Meet Aisha Bakari, The Boko Haram Hunter

As the Nigerian military continues efforts to contain the insurgency of the Islamist militant group Boko Haram, it has recruited local hunters to help. One of them stands out – because she’s a woman.

Aisha Bakari from Gombi town in Adamawa State spent much of her childhood shooting antelopes. Now she’s hunting down Boko Haram fighters and has become a hero in her community.

In this chat with BBC Africa, she shares her journey into becoming a Boko Haram hunter.

On her background

When I was younger, I was always fighting with men because a lady would fight me or say something to me negatively and I won’t even bother but if a man would cross me, I would not let him go. And so because of that, there was a time I fought with a very big man in the market place, I beat him to a pulp. Because of what had happened, a lot of people started calling me with the nick name, jetfighter, but now, everyone calls me Aisha.
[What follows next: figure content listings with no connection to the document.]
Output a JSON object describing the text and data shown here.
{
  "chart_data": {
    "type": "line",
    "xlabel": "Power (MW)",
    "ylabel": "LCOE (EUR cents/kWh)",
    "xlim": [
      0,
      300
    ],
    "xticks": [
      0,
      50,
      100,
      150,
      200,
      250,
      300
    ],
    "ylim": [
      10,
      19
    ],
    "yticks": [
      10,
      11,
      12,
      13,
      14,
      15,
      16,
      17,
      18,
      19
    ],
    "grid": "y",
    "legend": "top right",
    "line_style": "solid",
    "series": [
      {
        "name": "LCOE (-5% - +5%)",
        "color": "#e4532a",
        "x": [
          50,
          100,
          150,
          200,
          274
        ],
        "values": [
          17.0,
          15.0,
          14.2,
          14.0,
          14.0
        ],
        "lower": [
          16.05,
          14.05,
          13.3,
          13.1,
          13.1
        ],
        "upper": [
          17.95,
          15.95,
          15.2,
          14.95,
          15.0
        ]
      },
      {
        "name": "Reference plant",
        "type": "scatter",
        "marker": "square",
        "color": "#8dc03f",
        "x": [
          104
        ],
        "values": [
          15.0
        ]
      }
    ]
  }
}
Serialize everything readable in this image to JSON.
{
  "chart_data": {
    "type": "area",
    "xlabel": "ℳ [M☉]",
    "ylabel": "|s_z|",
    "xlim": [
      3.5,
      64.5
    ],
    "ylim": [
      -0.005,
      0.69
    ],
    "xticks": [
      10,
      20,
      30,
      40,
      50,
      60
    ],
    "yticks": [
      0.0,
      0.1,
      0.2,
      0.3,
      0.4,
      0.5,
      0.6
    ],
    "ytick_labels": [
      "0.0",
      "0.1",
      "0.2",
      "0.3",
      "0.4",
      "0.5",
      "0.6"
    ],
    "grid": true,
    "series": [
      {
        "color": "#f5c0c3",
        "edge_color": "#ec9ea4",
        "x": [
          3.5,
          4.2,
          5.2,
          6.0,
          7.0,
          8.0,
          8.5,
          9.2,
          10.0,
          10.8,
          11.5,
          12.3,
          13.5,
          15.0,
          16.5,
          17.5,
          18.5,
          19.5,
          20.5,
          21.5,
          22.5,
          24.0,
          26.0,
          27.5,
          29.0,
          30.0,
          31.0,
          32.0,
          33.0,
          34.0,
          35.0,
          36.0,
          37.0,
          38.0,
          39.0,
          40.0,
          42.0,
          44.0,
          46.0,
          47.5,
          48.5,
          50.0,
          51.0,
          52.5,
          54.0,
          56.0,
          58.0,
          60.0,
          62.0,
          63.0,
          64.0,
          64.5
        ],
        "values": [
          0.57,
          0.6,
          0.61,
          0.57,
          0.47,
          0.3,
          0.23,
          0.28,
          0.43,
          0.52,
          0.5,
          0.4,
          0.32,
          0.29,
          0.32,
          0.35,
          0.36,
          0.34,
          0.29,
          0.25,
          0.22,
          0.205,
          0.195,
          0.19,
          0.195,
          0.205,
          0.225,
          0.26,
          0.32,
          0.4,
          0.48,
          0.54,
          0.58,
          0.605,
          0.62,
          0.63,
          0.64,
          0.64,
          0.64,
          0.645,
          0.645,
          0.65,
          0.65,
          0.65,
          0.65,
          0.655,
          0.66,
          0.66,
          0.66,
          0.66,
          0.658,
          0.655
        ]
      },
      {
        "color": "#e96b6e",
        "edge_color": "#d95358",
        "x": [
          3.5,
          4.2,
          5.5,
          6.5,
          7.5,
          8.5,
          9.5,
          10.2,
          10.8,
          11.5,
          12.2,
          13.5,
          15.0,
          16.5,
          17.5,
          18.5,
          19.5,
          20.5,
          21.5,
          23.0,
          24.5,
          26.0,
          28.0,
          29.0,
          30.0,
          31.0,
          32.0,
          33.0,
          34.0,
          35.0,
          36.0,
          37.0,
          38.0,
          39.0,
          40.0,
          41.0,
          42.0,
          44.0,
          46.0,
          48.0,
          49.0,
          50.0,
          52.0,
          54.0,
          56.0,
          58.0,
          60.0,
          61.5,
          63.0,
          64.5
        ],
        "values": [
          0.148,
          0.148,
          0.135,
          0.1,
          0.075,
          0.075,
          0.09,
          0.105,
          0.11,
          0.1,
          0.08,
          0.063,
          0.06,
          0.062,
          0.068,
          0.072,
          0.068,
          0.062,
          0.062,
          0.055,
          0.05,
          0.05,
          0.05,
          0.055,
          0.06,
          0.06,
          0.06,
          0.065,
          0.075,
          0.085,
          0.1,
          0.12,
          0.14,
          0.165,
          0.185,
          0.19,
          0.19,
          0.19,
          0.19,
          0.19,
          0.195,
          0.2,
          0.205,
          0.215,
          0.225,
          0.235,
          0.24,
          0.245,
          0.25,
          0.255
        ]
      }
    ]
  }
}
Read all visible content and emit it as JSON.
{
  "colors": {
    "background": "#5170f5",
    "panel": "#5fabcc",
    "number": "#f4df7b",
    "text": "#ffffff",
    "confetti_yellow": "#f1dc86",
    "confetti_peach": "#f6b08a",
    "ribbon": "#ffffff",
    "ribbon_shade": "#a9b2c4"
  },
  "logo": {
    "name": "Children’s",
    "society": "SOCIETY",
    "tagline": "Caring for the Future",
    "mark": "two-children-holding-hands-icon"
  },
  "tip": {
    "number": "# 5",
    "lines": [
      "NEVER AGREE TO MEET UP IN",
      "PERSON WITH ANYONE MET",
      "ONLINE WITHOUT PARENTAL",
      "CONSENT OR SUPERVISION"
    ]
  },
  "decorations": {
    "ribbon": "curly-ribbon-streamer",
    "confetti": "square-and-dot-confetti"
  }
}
I was born and raised in Gombi and I have about five older brothers, one younger brother and a sister. Because I grew up amongst boys, I’ve always being like a tomboy, always wanted to do whatever they did, whatever fun they were having, I always wanted to join in that. If I was given a kind of barbie doll, I would say no, I want that type of toy so that’s how I grew up


Hunting is part of my family. I grew up into it. My father is a hunter, my grandfather was a hunter, so I grew up seeing my father and brothers going, so I would follow them, they would teach me how to do it and it became a part of me. I got so good at hunting that I would actually go with my younger brother and show them how to do it. All of us or most of my brothers already have something else we were doing. I am a seamstress, so, hunting is just to pass the time. It’s a surprise to a lot of people in my area that I go hunting because there’s hardly any woman you would find that is into hunting.

Fighting Boko Haram

When they came into our town, we went back into our house and stayed there. They didn’t come into our own house but they had burnt other houses and killed a lot of people and they left. The second time they came, they did the same thing.

The third time was when I said, enough is enough. When they came in the third time, some of my brothers came in from town to try to protect us. I knew my older brother would stop me from going out to fight because I had had enough at that time. I told him to just give me his car keys, so, he gave me his car keys and I went out and locked his cars. And I took my bow and arrows and left because I was on my way to fight Boko Haram.

While on my way, I met some of my cousins who were hunters themselves, they asked me where I was going to, I told them I was going to the battle front but they said they were enough. Because I knew they were going to waste my time, I just ran away to where the battle was going on and when I was there, I saw a stranger and when he saw me, I could see in his eyes that he was proud of me and he took the bow and arrow from me and gave me his gun and then we went into battle. After then, I heard no word from that stranger but it was with his gun I went into battle with Boko Haram.

On The Courage To Fight Them

Truly, whoever comes into the North-east Nigeria and sees the way the situation is, will definitely see that the situation is unbearable. Boko Haram had destroyed my town. They slaughtered a lot of men and women. Seeing that really affected me and I don’t think that it’s something I’ll sit down and watch and that’s what made me really angry and wanted to fight them.

On People’s Reactions

A lot of people were surprised. Even the Boko Haram members were even more surprised. Once we entered a town that Boko Haram had taken hold of, when they saw us coming (because anytime I go to fight, I wear my hijab) and they saw a woman amongst the crowd of people coming to fight them, they ran off.

How She Helps The Nigerian Army

The Nigerian army definitely needs us because some of the routes the hunters are familiar with; the armies are not. Some of the paths we know and understand, the army have no knowledge of.